In 2017 we’ve been asked to design and develop a better way of searching through case law. That resulted in an experimental online search tool I would like to tell you about today.

The American system of law is based on precedents. It means that during trials the court relies on previous decisions in similar cases. Besides, it surely considers the epoch and local socio-economic situation. Thus, each new legal case refers to others.

Over three centuries, more than 6 million cases came to court and they are all interconnected. Certainly, there were numerous attempts to apply digital tools to this database. However, they have mainly engaged linear textual search. Such a filter already facilitates lawyers’ work, but it doesn’t allow to see the relationship and hierarchy of cases.

Infinite relations can be presented in a graph, where some cases will be more authoritative than others due to a number of factors. Thus, an idea emerged to visualize this dataset in bulk.

Basic solution

We set out to visualize the system of American precedents and make it interactive. The source base was borrowed from the Free Law Project library https://free.law/ that consists of texts. So, the key tool for delving in it was text search.

Search input providing you suggestions as you type

We decided to elaborate on a metaphor of web and presented search results as networks of documents referring to each other. Documents are shown as dots, their size implies the significance of the case. Large clusters make up subnets, which, in turn, connect into a common network. There are two display modes: in Network Mode one can see all the relations in bulk (using an interactive Force Layout simulation from D3.js), and in Timeline Mode — the distribution of cases on a timeline.

Search results displayed as a network (Network Mode)

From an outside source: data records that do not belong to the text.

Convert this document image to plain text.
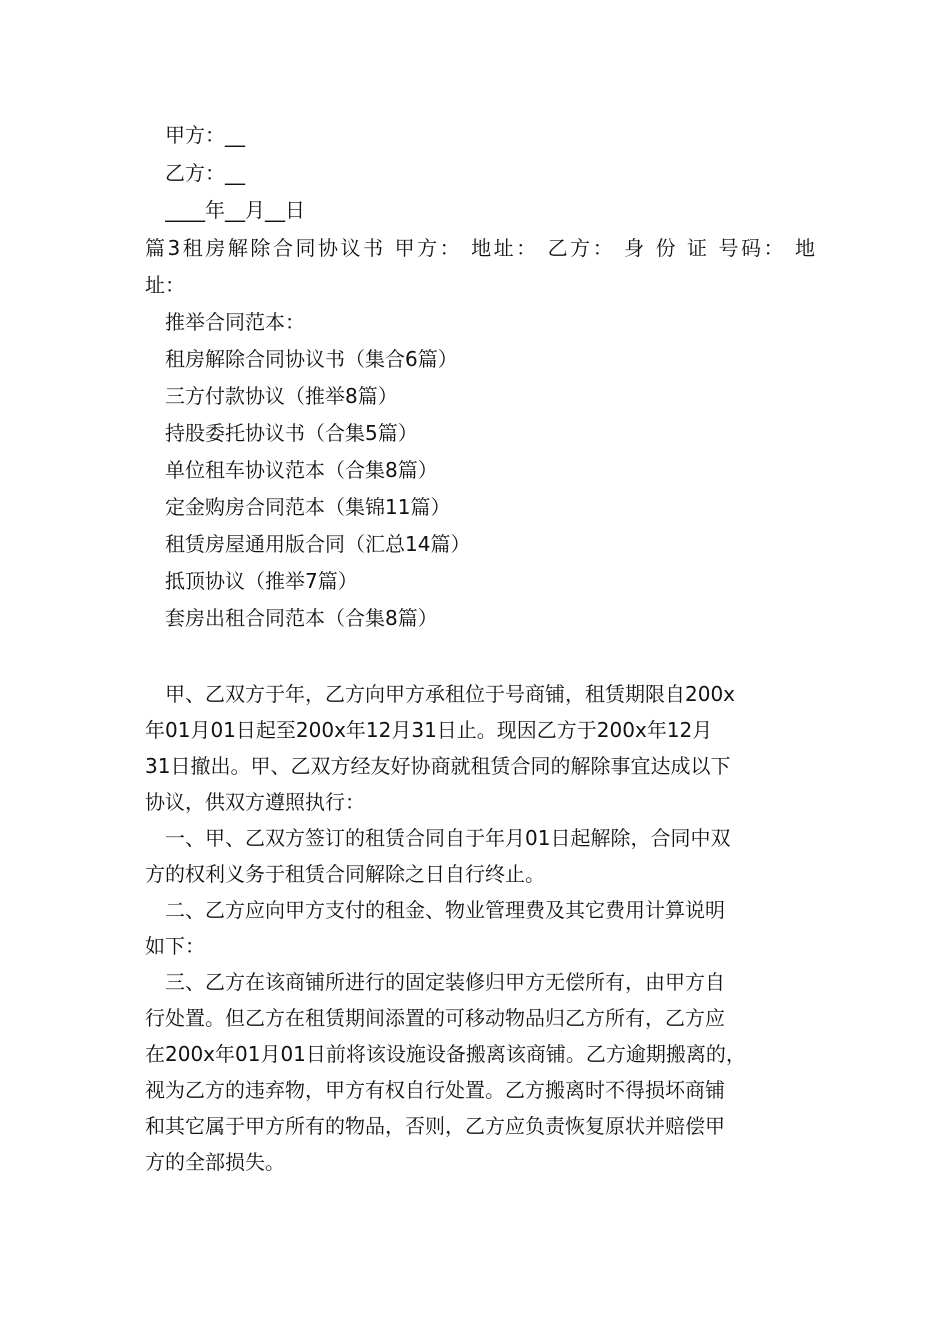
甲方：__
乙方：__
____年__月__日
篇3租房解除合同协议书 甲方： 地址： 乙方： 身 份 证 号码： 地
址：
推举合同范本：
租房解除合同协议书（集合6篇）
三方付款协议（推举8篇）
持股委托协议书（合集5篇）
单位租车协议范本（合集8篇）
定金购房合同范本（集锦11篇）
租赁房屋通用版合同（汇总14篇）
抵顶协议（推举7篇）
套房出租合同范本（合集8篇）
甲、乙双方于年，乙方向甲方承租位于号商铺，租赁期限自200x
年01月01日起至200x年12月31日止。现因乙方于200x年12月
31日撤出。甲、乙双方经友好协商就租赁合同的解除事宜达成以下
协议，供双方遵照执行：
一、甲、乙双方签订的租赁合同自于年月01日起解除，合同中双
方的权利义务于租赁合同解除之日自行终止。
二、乙方应向甲方支付的租金、物业管理费及其它费用计算说明
如下：
三、乙方在该商铺所进行的固定装修归甲方无偿所有，由甲方自
行处置。但乙方在租赁期间添置的可移动物品归乙方所有，乙方应
在200x年01月01日前将该设施设备搬离该商铺。乙方逾期搬离的，
视为乙方的违弃物，甲方有权自行处置。乙方搬离时不得损坏商铺
和其它属于甲方所有的物品，否则，乙方应负责恢复原状并赔偿甲
方的全部损失。
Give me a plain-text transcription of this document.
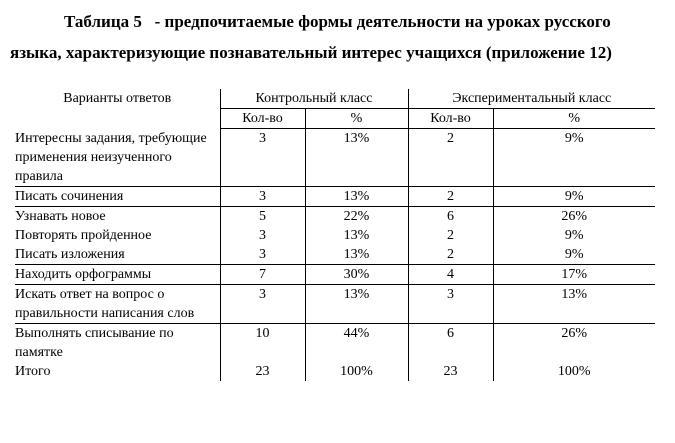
Таблица 5   - предпочитаемые формы деятельности на уроках русского
языка, характеризующие познавательный интерес учащихся (приложение 12)
Варианты ответов	Контрольный класс		Экспериментальный класс	
	Кол-во	%	Кол-во	%
Интересны задания, требующие применения неизученного правила	3	13%	2	9%
Писать сочинения	3	13%	2	9%
Узнавать новое	5	22%	6	26%
Повторять пройденное	3	13%	2	9%
Писать изложения	3	13%	2	9%
Находить орфограммы	7	30%	4	17%
Искать ответ на вопрос о правильности написания слов	3	13%	3	13%
Выполнять списывание по памятке	10	44%	6	26%
Итого	23	100%	23	100%
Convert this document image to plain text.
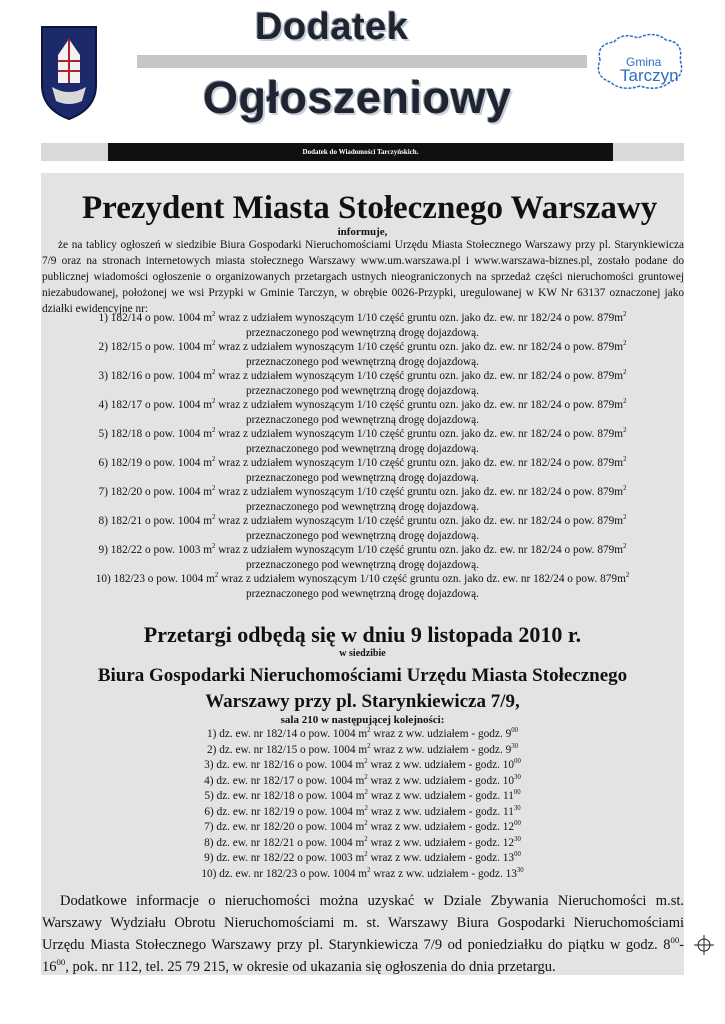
Dodatek
Ogłoszeniowy
Gmina
Tarczyn
Dodatek do Wiadomości Tarczyńskich.
Prezydent Miasta Stołecznego Warszawy
informuje,
że na tablicy ogłoszeń w siedzibie Biura Gospodarki Nieruchomościami Urzędu Miasta Stołecznego Warszawy przy pl. Starynkiewicza 7/9 oraz na stronach internetowych miasta stołecznego Warszawy www.um.warszawa.pl i www.warszawa-biznes.pl, zostało podane do publicznej wiadomości ogłoszenie o organizowanych przetargach ustnych nieograniczonych na sprzedaż części nieruchomości gruntowej niezabudowanej, położonej we wsi Przypki w Gminie Tarczyn, w obrębie 0026-Przypki, uregulowanej w KW Nr 63137 oznaczonej jako działki ewidencyjne nr:
1) 182/14 o pow. 1004 $m^2$ wraz z udziałem wynoszącym 1/10 część gruntu ozn. jako dz. ew. nr 182/24 o pow. $879m^2$
przeznaczonego pod wewnętrzną drogę dojazdową.
2) 182/15 o pow. 1004 $m^2$ wraz z udziałem wynoszącym 1/10 część gruntu ozn. jako dz. ew. nr 182/24 o pow. $879m^2$
przeznaczonego pod wewnętrzną drogę dojazdową.
3) 182/16 o pow. 1004 $m^2$ wraz z udziałem wynoszącym 1/10 część gruntu ozn. jako dz. ew. nr 182/24 o pow. $879m^2$
przeznaczonego pod wewnętrzną drogę dojazdową.
4) 182/17 o pow. 1004 $m^2$ wraz z udziałem wynoszącym 1/10 część gruntu ozn. jako dz. ew. nr 182/24 o pow. $879m^2$
przeznaczonego pod wewnętrzną drogę dojazdową.
5) 182/18 o pow. 1004 $m^2$ wraz z udziałem wynoszącym 1/10 część gruntu ozn. jako dz. ew. nr 182/24 o pow. $879m^2$
przeznaczonego pod wewnętrzną drogę dojazdową.
6) 182/19 o pow. 1004 $m^2$ wraz z udziałem wynoszącym 1/10 część gruntu ozn. jako dz. ew. nr 182/24 o pow. $879m^2$
przeznaczonego pod wewnętrzną drogę dojazdową.
7) 182/20 o pow. 1004 $m^2$ wraz z udziałem wynoszącym 1/10 część gruntu ozn. jako dz. ew. nr 182/24 o pow. $879m^2$
przeznaczonego pod wewnętrzną drogę dojazdową.
8) 182/21 o pow. 1004 $m^2$ wraz z udziałem wynoszącym 1/10 część gruntu ozn. jako dz. ew. nr 182/24 o pow. $879m^2$
przeznaczonego pod wewnętrzną drogę dojazdową.
9) 182/22 o pow. 1003 $m^2$ wraz z udziałem wynoszącym 1/10 część gruntu ozn. jako dz. ew. nr 182/24 o pow. $879m^2$
przeznaczonego pod wewnętrzną drogę dojazdową.
10) 182/23 o pow. 1004 $m^2$ wraz z udziałem wynoszącym 1/10 część gruntu ozn. jako dz. ew. nr 182/24 o pow. $879m^2$
przeznaczonego pod wewnętrzną drogę dojazdową.
Przetargi odbędą się w dniu 9 listopada 2010 r.
w siedzibie
Biura Gospodarki Nieruchomościami Urzędu Miasta Stołecznego
Warszawy przy pl. Starynkiewicza 7/9,
sala 210 w następującej kolejności:
1) dz. ew. nr 182/14 o pow. 1004 $m^2$ wraz z ww. udziałem - godz. $9^{00}$
2) dz. ew. nr 182/15 o pow. 1004 $m^2$ wraz z ww. udziałem - godz. $9^{30}$
3) dz. ew. nr 182/16 o pow. 1004 $m^2$ wraz z ww. udziałem - godz. $10^{00}$
4) dz. ew. nr 182/17 o pow. 1004 $m^2$ wraz z ww. udziałem - godz. $10^{30}$
5) dz. ew. nr 182/18 o pow. 1004 $m^2$ wraz z ww. udziałem - godz. $11^{00}$
6) dz. ew. nr 182/19 o pow. 1004 $m^2$ wraz z ww. udziałem - godz. $11^{30}$
7) dz. ew. nr 182/20 o pow. 1004 $m^2$ wraz z ww. udziałem - godz. $12^{00}$
8) dz. ew. nr 182/21 o pow. 1004 $m^2$ wraz z ww. udziałem - godz. $12^{30}$
9) dz. ew. nr 182/22 o pow. 1003 $m^2$ wraz z ww. udziałem - godz. $13^{00}$
10) dz. ew. nr 182/23 o pow. 1004 $m^2$ wraz z ww. udziałem - godz. $13^{30}$
Dodatkowe informacje o nieruchomości można uzyskać w Dziale Zbywania Nieruchomości m.st. Warszawy Wydziału Obrotu Nieruchomościami m. st. Warszawy Biura Gospodarki Nieruchomościami Urzędu Miasta Stołecznego Warszawy przy pl. Starynkiewicza 7/9 od poniedziałku do piątku w godz. $8^{00}-16^{00}$, pok. nr 112, tel. 25 79 215, w okresie od ukazania się ogłoszenia do dnia przetargu.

Almost 4 million cases constitute the project. Every case has been added to an Elaticsearch database and processed in order to extract citations to other cases, most quoted sentences, key terms and paragraphs. When you do a search, Elasticsearch first finds relevant cases, then our code forms a network with detected communities (by using the Louvain method for community detection) and sends it to your web browser for visualization.

Case network with nodes distributed over time (Timeline Mode).
Case Insights Panel

On the right side of the UI we display Case Insights and Network Insights information blocks. They ensure quick navigation between cases and allow deeper diving into the network. The panel reflects the most significant cases relevant for your search, key terms, fragments from influential cases and the most cited phrases. Any unit can become the next step for search. There is also a Community Insights tab, which gathers the same information for each cluster. Thus, you can endlessly surf from case to case until you collect all relevant links and quotes.

As a result, the connection of all court judgments was made visual. More importantly, this dataviz has become a useful tool for lawyers. Now there is no need to look for reciprocal links in texts — it is enough to make a search query and the system proposes a network of related cases and ranks them by significance and citation rate.

Search drill-down

Text Processing Engine

Natural language processing underlies this project, it is a form of AI that engages both linguistics and statistics. In order to rate cases and single out terms, we set up the system to estimate the importance of the whole texts, quotes or separate words.

Case Reader highlighting key and most quoted paragraphs
  • The importance of a case is determined by the number of links to it: the more other cases refer to it — the more important it is.
  • It took a month for the algorithm searching for the most cited fragments to process the entire database. Besides accurate quotes, it was necessary to take into account possible errors, typos and inaccurate quotes. Briefly, the method runs as follows: the text is split into passages, passages — into paragraphs, paragraphs — into sentences, sentences into parts of sentences. Then each part is studied for references to it in 4 million other cases. After that, another algorithm based on the Fuzzy logic principles searches for “similarities” in these quotes in order to attribute greater relevance. As a result, it took a month for our text processing engine to simplify for us the search through legal texts as much as possible. Now we instantly observe all relations and view them in a clear way.
  • Important terms are identified by a similar principle. The algorithm establishes if the word is unique in relation to an individual text and to the entire corpus. If the term is frequently met in a particular text, and rarely in the whole database, the algorithm marks it as important.

Wrapping up

Researchers of the American judicial system describe it as a “seamless web”, it gave the name to the project. We visualized a huge database that previously existed in the form of linear text sequences and created an experimental but tool for researchers and professionals.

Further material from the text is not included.